Neuraminidase, or sialidase, is a type of enzyme known as an exoglycosidase because it cleaves terminal sugar units, or residues, off oligosaccharides. Specifically, neuraminidase cleaves, or hydrolyzes, terminal sialic acid residues. Sialic acid, also known as N-acetylneuraminic acid, is a type of sugar molecule that often is at an end of an oligosaccharide. The oligosaccharides with sialic acid residues may be attached to proteins (glycoproteins). Therefore, neuraminidase deficiency prevents the proper breakdown of oligosaccharides and glycoproteins that contain sialic acid and the disorder is characterized by the accumulation and excretion of these substances.

In addition to interfering with the lysosomal breakdown of sialic acid compounds, neuraminidase deficiency can lead to abnormal proteins. Following protein synthesis, some lysosomal enzymes reach the lysosome in an inactive form and require further processing for activation. One such processing step is the neuraminidase-catalyzed removal of sialic acid residues from oligosaccharides on the enzymes. Lysosomal hydrolases that require further processing by neuraminidase include acid phosphatase, alpha-mannosidase, arylsulfatase B, and alpha-glucosidase.

Under conditions of neuraminidase deficiency, sialyloligosaccharides accumulate in various cells, including lymphocytes (white blood cells that produce antibodies), fibroblasts (connective tissue cells), bone marrow cells, Kupffer cells of the liver, and Schwann cells, which form the myelin sheaths of nerve fibers. Furthermore, proteins with sialic acid attachments accumulate and can be detected in fibroblasts and in the urine.

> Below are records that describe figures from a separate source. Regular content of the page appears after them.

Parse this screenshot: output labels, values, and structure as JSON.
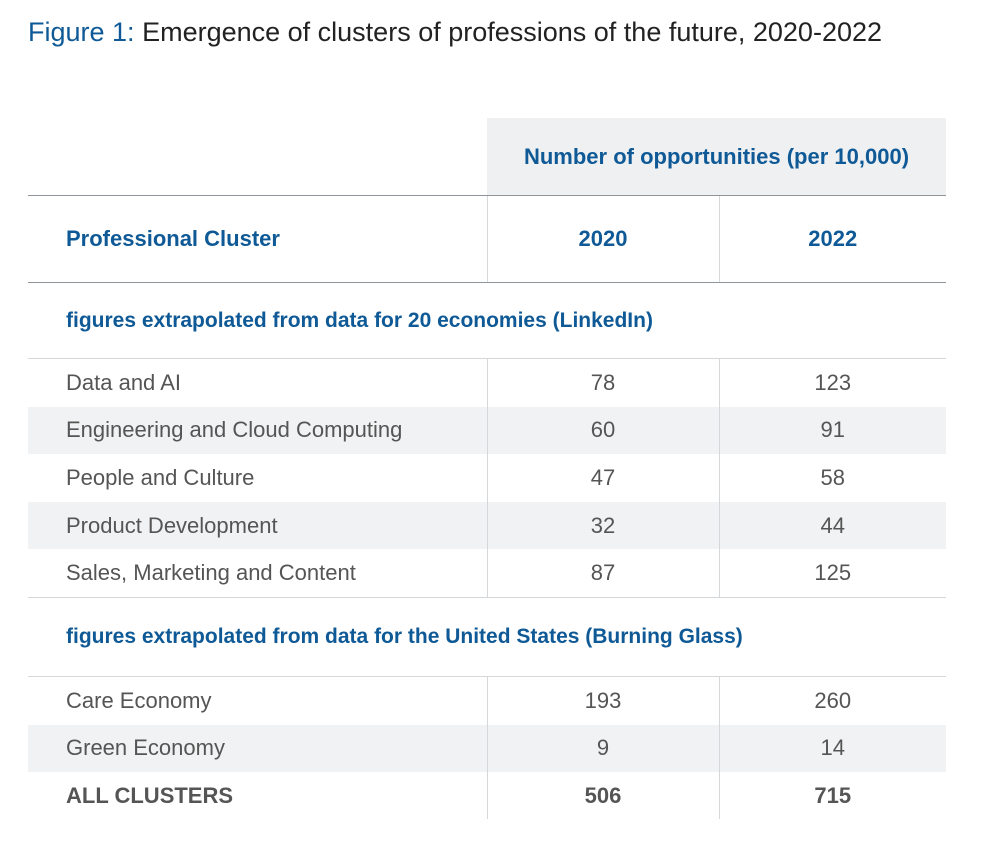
{
  "figure": {
    "label": "Figure 1:",
    "title": "Emergence of clusters of professions of the future, 2020-2022"
  },
  "table": {
    "group_header": "Number of opportunities (per 10,000)",
    "column_headers": [
      "Professional Cluster",
      "2020",
      "2022"
    ],
    "sections": [
      {
        "heading": "figures extrapolated from data for 20 economies (LinkedIn)",
        "rows": [
          [
            "Data and AI",
            "78",
            "123"
          ],
          [
            "Engineering and Cloud Computing",
            "60",
            "91"
          ],
          [
            "People and Culture",
            "47",
            "58"
          ],
          [
            "Product Development",
            "32",
            "44"
          ],
          [
            "Sales, Marketing and Content",
            "87",
            "125"
          ]
        ]
      },
      {
        "heading": "figures extrapolated from data for the United States (Burning Glass)",
        "rows": [
          [
            "Care Economy",
            "193",
            "260"
          ],
          [
            "Green Economy",
            "9",
            "14"
          ]
        ]
      }
    ],
    "total": [
      "ALL CLUSTERS",
      "506",
      "715"
    ]
  },
  "colors": {
    "accent_blue": "#0f5a96",
    "title_text": "#222222",
    "body_text": "#555555",
    "shade": "#f1f2f3",
    "header_bg": "#eef0f2"
  }
}
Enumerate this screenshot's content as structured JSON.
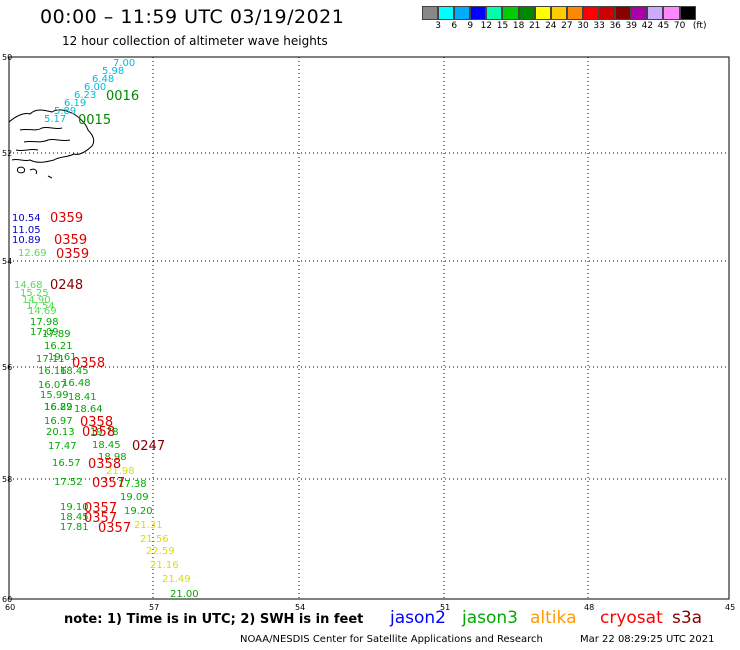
{
  "title": "00:00 – 11:59 UTC 03/19/2021",
  "subtitle": "12 hour collection of altimeter wave heights",
  "colorbar": {
    "colors": [
      "#888888",
      "#00ffff",
      "#00aaff",
      "#0000ff",
      "#00ffaa",
      "#00cc00",
      "#008800",
      "#ffff00",
      "#ffcc00",
      "#ff8800",
      "#ff0000",
      "#cc0000",
      "#880000",
      "#aa00aa",
      "#ccaaff",
      "#ff88ff",
      "#000000"
    ],
    "labels": [
      "3",
      "6",
      "9",
      "12",
      "15",
      "18",
      "21",
      "24",
      "27",
      "30",
      "33",
      "36",
      "39",
      "42",
      "45",
      "70",
      "(ft)"
    ]
  },
  "axes": {
    "lat_labels": [
      "50",
      "52",
      "54",
      "56",
      "58",
      "60"
    ],
    "lon_labels": [
      "60",
      "57",
      "54",
      "51",
      "48",
      "45"
    ]
  },
  "swh_labels": [
    {
      "t": "7.00",
      "c": "#00bbdd"
    },
    {
      "t": "5.98",
      "c": "#00bbdd"
    },
    {
      "t": "6.48",
      "c": "#00bbdd"
    },
    {
      "t": "6.00",
      "c": "#00bbdd"
    },
    {
      "t": "6.23",
      "c": "#00bbdd"
    },
    {
      "t": "6.19",
      "c": "#00bbdd"
    },
    {
      "t": "5.89",
      "c": "#00bbdd"
    },
    {
      "t": "5.17",
      "c": "#00bbdd"
    },
    {
      "t": "10.54",
      "c": "#0000cc"
    },
    {
      "t": "11.05",
      "c": "#0000cc"
    },
    {
      "t": "10.89",
      "c": "#0000cc"
    },
    {
      "t": "12.69",
      "c": "#55dd55"
    },
    {
      "t": "14.68",
      "c": "#55dd55"
    },
    {
      "t": "15.25",
      "c": "#55dd55"
    },
    {
      "t": "14.90",
      "c": "#55dd55"
    },
    {
      "t": "17.54",
      "c": "#55dd55"
    },
    {
      "t": "14.69",
      "c": "#55dd55"
    },
    {
      "t": "17.98",
      "c": "#00aa00"
    },
    {
      "t": "17.09",
      "c": "#00aa00"
    },
    {
      "t": "17.89",
      "c": "#00aa00"
    },
    {
      "t": "16.21",
      "c": "#00aa00"
    },
    {
      "t": "17.11",
      "c": "#00aa00"
    },
    {
      "t": "19.61",
      "c": "#00aa00"
    },
    {
      "t": "16.16",
      "c": "#00aa00"
    },
    {
      "t": "18.45",
      "c": "#00aa00"
    },
    {
      "t": "16.07",
      "c": "#00aa00"
    },
    {
      "t": "16.48",
      "c": "#00aa00"
    },
    {
      "t": "15.99",
      "c": "#00aa00"
    },
    {
      "t": "18.41",
      "c": "#00aa00"
    },
    {
      "t": "16.82",
      "c": "#00aa00"
    },
    {
      "t": "16.29",
      "c": "#00aa00"
    },
    {
      "t": "18.64",
      "c": "#00aa00"
    },
    {
      "t": "16.97",
      "c": "#00aa00"
    },
    {
      "t": "20.13",
      "c": "#00aa00"
    },
    {
      "t": "19.78",
      "c": "#00aa00"
    },
    {
      "t": "17.47",
      "c": "#00aa00"
    },
    {
      "t": "18.45",
      "c": "#00aa00"
    },
    {
      "t": "16.57",
      "c": "#00aa00"
    },
    {
      "t": "18.98",
      "c": "#00aa00"
    },
    {
      "t": "17.52",
      "c": "#00aa00"
    },
    {
      "t": "17.38",
      "c": "#00aa00"
    },
    {
      "t": "19.09",
      "c": "#00aa00"
    },
    {
      "t": "19.10",
      "c": "#00aa00"
    },
    {
      "t": "19.20",
      "c": "#00aa00"
    },
    {
      "t": "18.45",
      "c": "#00aa00"
    },
    {
      "t": "17.81",
      "c": "#00aa00"
    },
    {
      "t": "21.98",
      "c": "#dddd00"
    },
    {
      "t": "21.31",
      "c": "#dddd00"
    },
    {
      "t": "21.56",
      "c": "#dddd00"
    },
    {
      "t": "22.59",
      "c": "#dddd00"
    },
    {
      "t": "21.16",
      "c": "#dddd00"
    },
    {
      "t": "21.49",
      "c": "#dddd00"
    },
    {
      "t": "21.00",
      "c": "#00aa00"
    }
  ],
  "time_labels": [
    {
      "t": "0016",
      "c": "#008800"
    },
    {
      "t": "0015",
      "c": "#008800"
    },
    {
      "t": "0359",
      "c": "#dd0000"
    },
    {
      "t": "0359",
      "c": "#dd0000"
    },
    {
      "t": "0359",
      "c": "#dd0000"
    },
    {
      "t": "0248",
      "c": "#880000"
    },
    {
      "t": "0358",
      "c": "#dd0000"
    },
    {
      "t": "0358",
      "c": "#dd0000"
    },
    {
      "t": "0358",
      "c": "#dd0000"
    },
    {
      "t": "0247",
      "c": "#880000"
    },
    {
      "t": "0358",
      "c": "#dd0000"
    },
    {
      "t": "0357",
      "c": "#dd0000"
    },
    {
      "t": "0357",
      "c": "#dd0000"
    },
    {
      "t": "0357",
      "c": "#dd0000"
    },
    {
      "t": "0357",
      "c": "#dd0000"
    }
  ],
  "note": "note:  1) Time is in UTC;  2) SWH is in feet",
  "legend": [
    {
      "name": "jason2",
      "color": "#0000ff"
    },
    {
      "name": "jason3",
      "color": "#00aa00"
    },
    {
      "name": "altika",
      "color": "#ff9900"
    },
    {
      "name": "cryosat",
      "color": "#ff0000"
    },
    {
      "name": "s3a",
      "color": "#880000"
    }
  ],
  "credit": "NOAA/NESDIS Center for Satellite Applications and Research",
  "timestamp": "Mar 22 08:29:25 UTC 2021"
}
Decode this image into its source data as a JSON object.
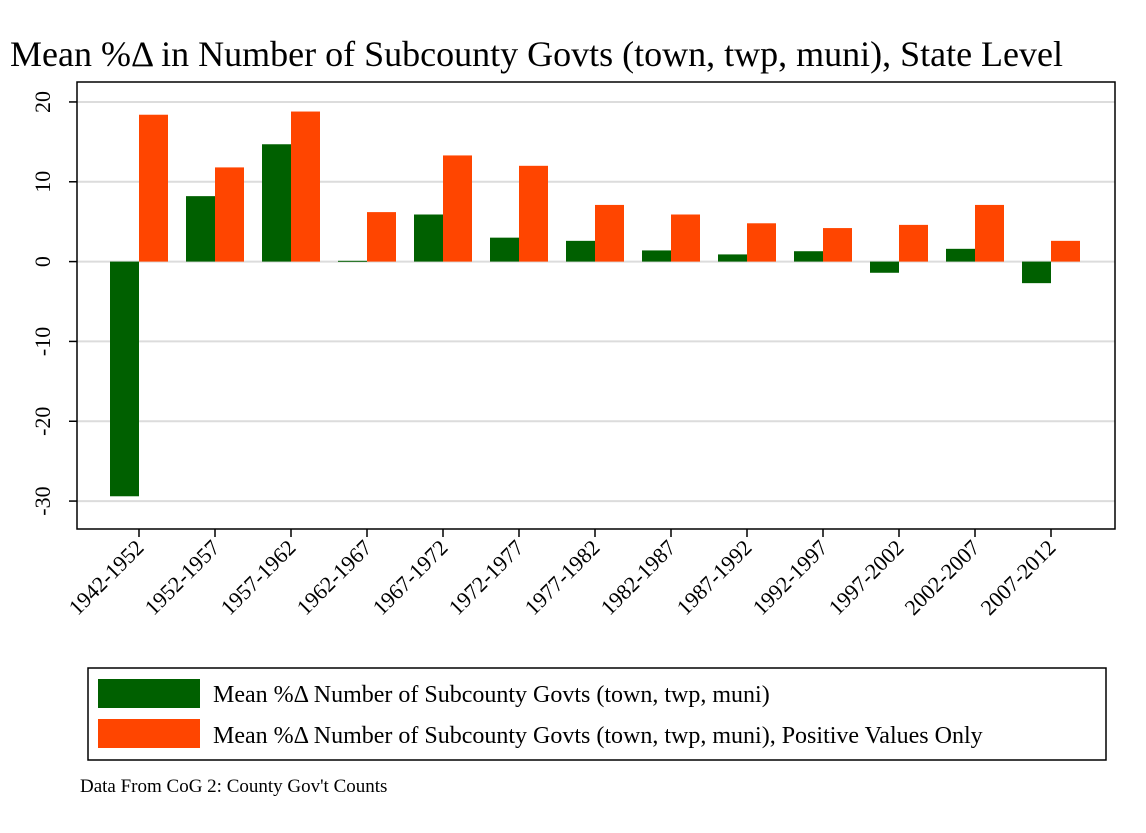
{
  "chart_data": {
    "type": "bar",
    "title": "Mean %Δ in Number of Subcounty Govts (town, twp, muni), State Level",
    "xlabel": "",
    "ylabel": "",
    "categories": [
      "1942-1952",
      "1952-1957",
      "1957-1962",
      "1962-1967",
      "1967-1972",
      "1972-1977",
      "1977-1982",
      "1982-1987",
      "1987-1992",
      "1992-1997",
      "1997-2002",
      "2002-2007",
      "2007-2012"
    ],
    "series": [
      {
        "name": "Mean %Δ Number of Subcounty Govts (town, twp, muni)",
        "color": "#006000",
        "values": [
          -29.4,
          8.2,
          14.7,
          0.1,
          5.9,
          3.0,
          2.6,
          1.4,
          0.9,
          1.3,
          -1.4,
          1.6,
          -2.7
        ]
      },
      {
        "name": "Mean %Δ Number of Subcounty Govts (town, twp, muni), Positive Values Only",
        "color": "#ff4500",
        "values": [
          18.4,
          11.8,
          18.8,
          6.2,
          13.3,
          12.0,
          7.1,
          5.9,
          4.8,
          4.2,
          4.6,
          7.1,
          2.6
        ]
      }
    ],
    "ylim": [
      -33.5,
      22.5
    ],
    "yticks": [
      -30,
      -20,
      -10,
      0,
      10,
      20
    ],
    "grid": true,
    "legend_position": "bottom"
  },
  "note": "Data From CoG 2: County Gov't Counts"
}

Neuraminidase exists in the lysosome in a high-molecular-weight complex with three other proteins; the enzyme beta-galactosidase, the enzyme N-acetylgalactosamine-6-sulfate sulfatase (GALNS), and a multi-functional enzyme called protective protein/cathepsin A (PPCA). Neuraminidase must be associated with PPCA in order for the neuraminidase to reach the lysosome. Once inside the lysosome, PPCA mediates the association of as many as 24 neuraminidase molecules to form active neuraminidase. The active enzyme remains associated with PPCA and beta-galactosidase, which appear to be necessary for protecting and stabilizing the neuraminidase activity. A distinct lysosomal storage disease, neuraminidase deficiency with beta-galactosidase deficiency, or galactosialidosis, results from mutations in the gene encoding PPCA. In this disorder, both neuraminidase and beta-galactosidase are deficient.